Construite sur la demande de la famille Cattani au début de la deuxième moitié du XVIIème siècle, cette demeure atteint l’apogée de sa splendeur dans la première moitié du XVIIIème siècle car "utilisée" par le Cardinal florentin Alemanno Salviati, délégué pontifical des provinces de Pesaro et Urbino dans les années 1717-1732, comme résidence de campagne pour lui-même et pour ses hôtes, parmi lesquels Jacques III Stuart , en 1726 (comme en témoigne l’inscription latine sur la plaque qui surmonte le portail d’entrée de la demeure) qui se parait encore du titre de Roi d’Angleterre, qui lui fut attribué par l’Eglise Catholique.
Avec la mort de Alessandro Cattani et avec le mariage de Anna Maria, dernière héritière de la famille, avec le marquis Giovanni Paolucci, la notoriété de la demeure diminua.

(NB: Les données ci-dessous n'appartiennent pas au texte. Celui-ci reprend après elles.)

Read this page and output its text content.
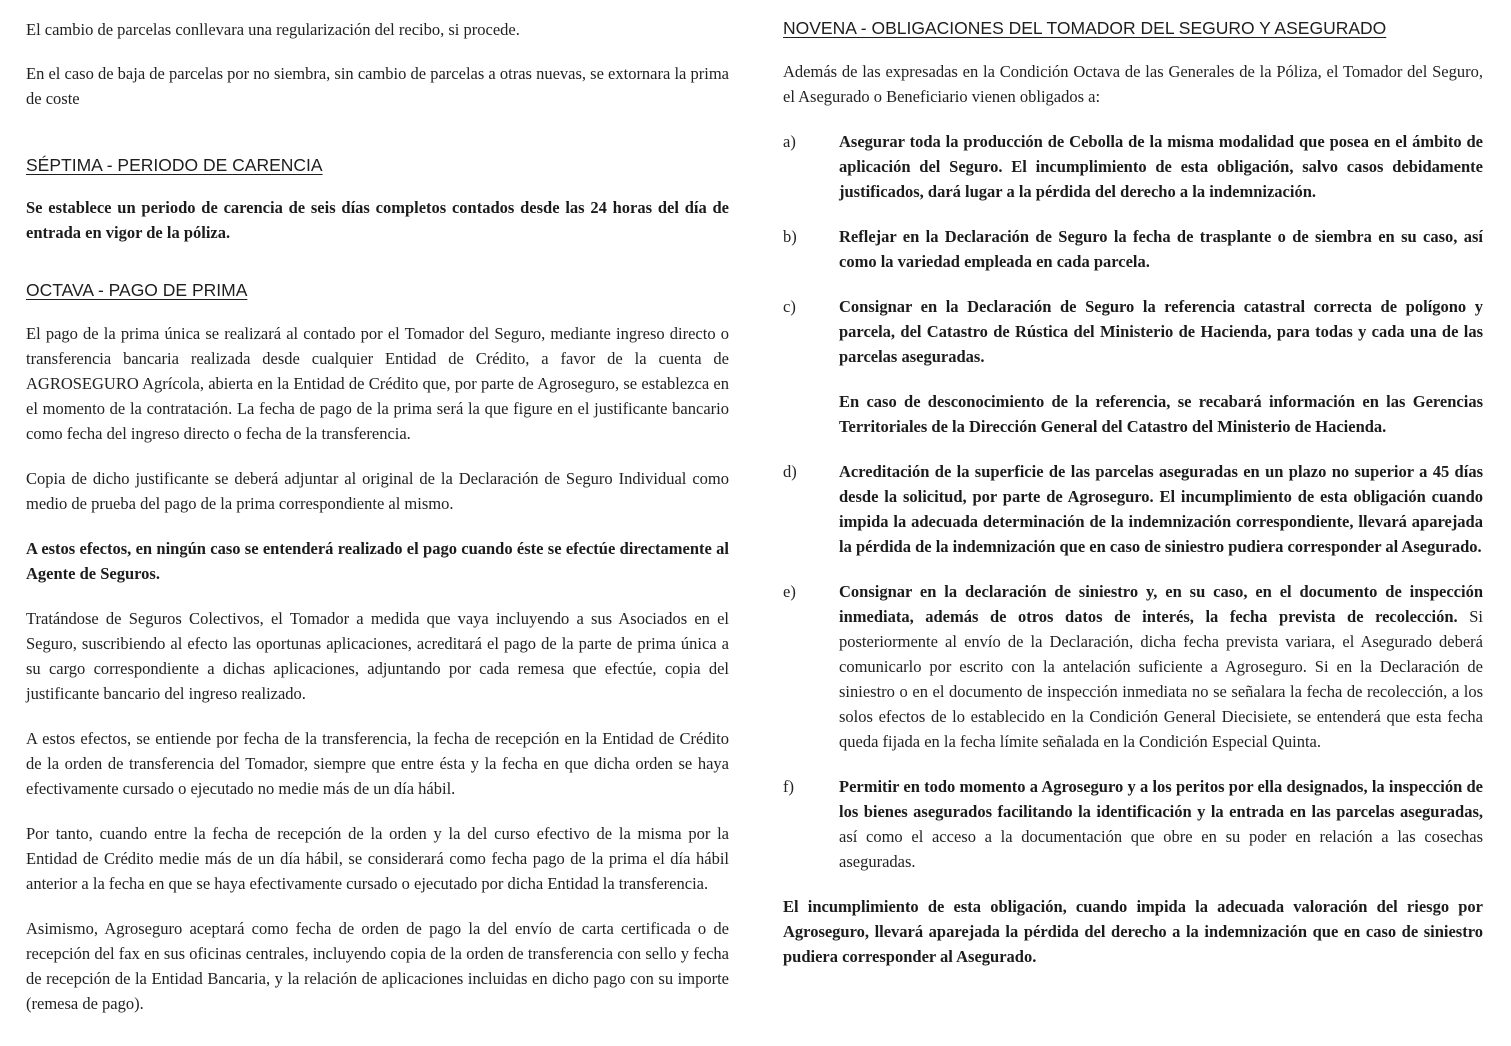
El cambio de parcelas conllevara una regularización del recibo, si procede.

En el caso de baja de parcelas por no siembra, sin cambio de parcelas a otras nuevas, se extornara la prima de coste

SÉPTIMA - PERIODO DE CARENCIA

Se establece un periodo de carencia de seis días completos contados desde las 24 horas del día de entrada en vigor de la póliza.

OCTAVA - PAGO DE PRIMA

El pago de la prima única se realizará al contado por el Tomador del Seguro, mediante ingreso directo o transferencia bancaria realizada desde cualquier Entidad de Crédito, a favor de la cuenta de AGROSEGURO Agrícola, abierta en la Entidad de Crédito que, por parte de Agroseguro, se establezca en el momento de la contratación. La fecha de pago de la prima será la que figure en el justificante bancario como fecha del ingreso directo o fecha de la transferencia.

Copia de dicho justificante se deberá adjuntar al original de la Declaración de Seguro Individual como medio de prueba del pago de la prima correspondiente al mismo.

A estos efectos, en ningún caso se entenderá realizado el pago cuando éste se efectúe directamente al Agente de Seguros.

Tratándose de Seguros Colectivos, el Tomador a medida que vaya incluyendo a sus Asociados en el Seguro, suscribiendo al efecto las oportunas aplicaciones, acreditará el pago de la parte de prima única a su cargo correspondiente a dichas aplicaciones, adjuntando por cada remesa que efectúe, copia del justificante bancario del ingreso realizado.

A estos efectos, se entiende por fecha de la transferencia, la fecha de recepción en la Entidad de Crédito de la orden de transferencia del Tomador, siempre que entre ésta y la fecha en que dicha orden se haya efectivamente cursado o ejecutado no medie más de un día hábil.

Por tanto, cuando entre la fecha de recepción de la orden y la del curso efectivo de la misma por la Entidad de Crédito medie más de un día hábil, se considerará como fecha pago de la prima el día hábil anterior a la fecha en que se haya efectivamente cursado o ejecutado por dicha Entidad la transferencia.

Asimismo, Agroseguro aceptará como fecha de orden de pago la del envío de carta certificada o de recepción del fax en sus oficinas centrales, incluyendo copia de la orden de transferencia con sello y fecha de recepción de la Entidad Bancaria, y la relación de aplicaciones incluidas en dicho pago con su importe (remesa de pago).

NOVENA - OBLIGACIONES DEL TOMADOR DEL SEGURO Y ASEGURADO

Además de las expresadas en la Condición Octava de las Generales de la Póliza, el Tomador del Seguro, el Asegurado o Beneficiario vienen obligados a:

a)	Asegurar toda la producción de Cebolla de la misma modalidad que posea en el ámbito de aplicación del Seguro. El incumplimiento de esta obligación, salvo casos debidamente justificados, dará lugar a la pérdida del derecho a la indemnización.
b)	Reflejar en la Declaración de Seguro la fecha de trasplante o de siembra en su caso, así como la variedad empleada en cada parcela.
c)	Consignar en la Declaración de Seguro la referencia catastral correcta de polígono y parcela, del Catastro de Rústica del Ministerio de Hacienda, para todas y cada una de las parcelas aseguradas.

En caso de desconocimiento de la referencia, se recabará información en las Gerencias Territoriales de la Dirección General del Catastro del Ministerio de Hacienda.

d)	Acreditación de la superficie de las parcelas aseguradas en un plazo no superior a 45 días desde la solicitud, por parte de Agroseguro. El incumplimiento de esta obligación cuando impida la adecuada determinación de la indemnización correspondiente, llevará aparejada la pérdida de la indemnización que en caso de siniestro pudiera corresponder al Asegurado.
e)	Consignar en la declaración de siniestro y, en su caso, en el documento de inspección inmediata, además de otros datos de interés, la fecha prevista de recolección. Si posteriormente al envío de la Declaración, dicha fecha prevista variara, el Asegurado deberá comunicarlo por escrito con la antelación suficiente a Agroseguro. Si en la Declaración de siniestro o en el documento de inspección inmediata no se señalara la fecha de recolección, a los solos efectos de lo establecido en la Condición General Diecisiete, se entenderá que esta fecha queda fijada en la fecha límite señalada en la Condición Especial Quinta.
f)	Permitir en todo momento a Agroseguro y a los peritos por ella designados, la inspección de los bienes asegurados facilitando la identificación y la entrada en las parcelas aseguradas, así como el acceso a la documentación que obre en su poder en relación a las cosechas aseguradas.

El incumplimiento de esta obligación, cuando impida la adecuada valoración del riesgo por Agroseguro, llevará aparejada la pérdida del derecho a la indemnización que en caso de siniestro pudiera corresponder al Asegurado.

Cependant, les propriétaires qui suivirent (la famille Paolucci, la comtesse Bolis, dont la dépouille mortelle repose dans le cimetière de Trebbiantico, la famille Giungi et la famille Marconi) ne l’abandonnèrent guère et essayèrent au contraire d’en conserver la splendeur d’origine, tout comme s’emploie à le faire la famille actuelle. 
Ce qui permit, en 1911, à l’écrivain Clarice Tartufari d’écrire dans son roman "Les lois infinies" ("Eterne leggi") situé dans le bourg de Trebbiantico: " ...à gauche, sur toute la longueur du bourg, une demeure somptueuse s’enorgueillissait de l’ornementation de son mur d’enceinte et de la majesté de ses grilles qui laissaient entrevoir un jardin bariolé de plates-bandes et égayé de jets d’eau".
On peut admirer, à l’intérieur de la Villa, les magnifiques fresques aux plafonds de Nicolò Berrettoni, élève des peintres Cantarini et Maratti (ou Maratta).
On accède, par un tunnel, à une petite chapelle, où le Cardinal Salviati se retirait pour prier; l’aménagement dont elle était parée a disparu peu à peu avec le temps.
On arrive à la Villa, entièrement isolée du reste des habitations du bourg, par un parc planté d’arbres: derrière la demeure et sur sa droite, se trouvent trois superbes jardins "à l’italienne", ornés de fontaines, de bacs, de temples et de statues en pierre, d’où il est possible d’admirer la vallée sousjacente du Rio Fosso Sejore.
La structure est harmonieusement située dans l’un des paysages les plus beaux des collines de Pesaro et elle est en mesure d’offrir tout type de service dans des locaux pouvant accueillir de 20 à 500 personnes, à l’intérieur de salles décorées ou non de fresques. En outre, la demeure offre des chambres meublées en style d’époque pour la nuit avec petit déjeuner.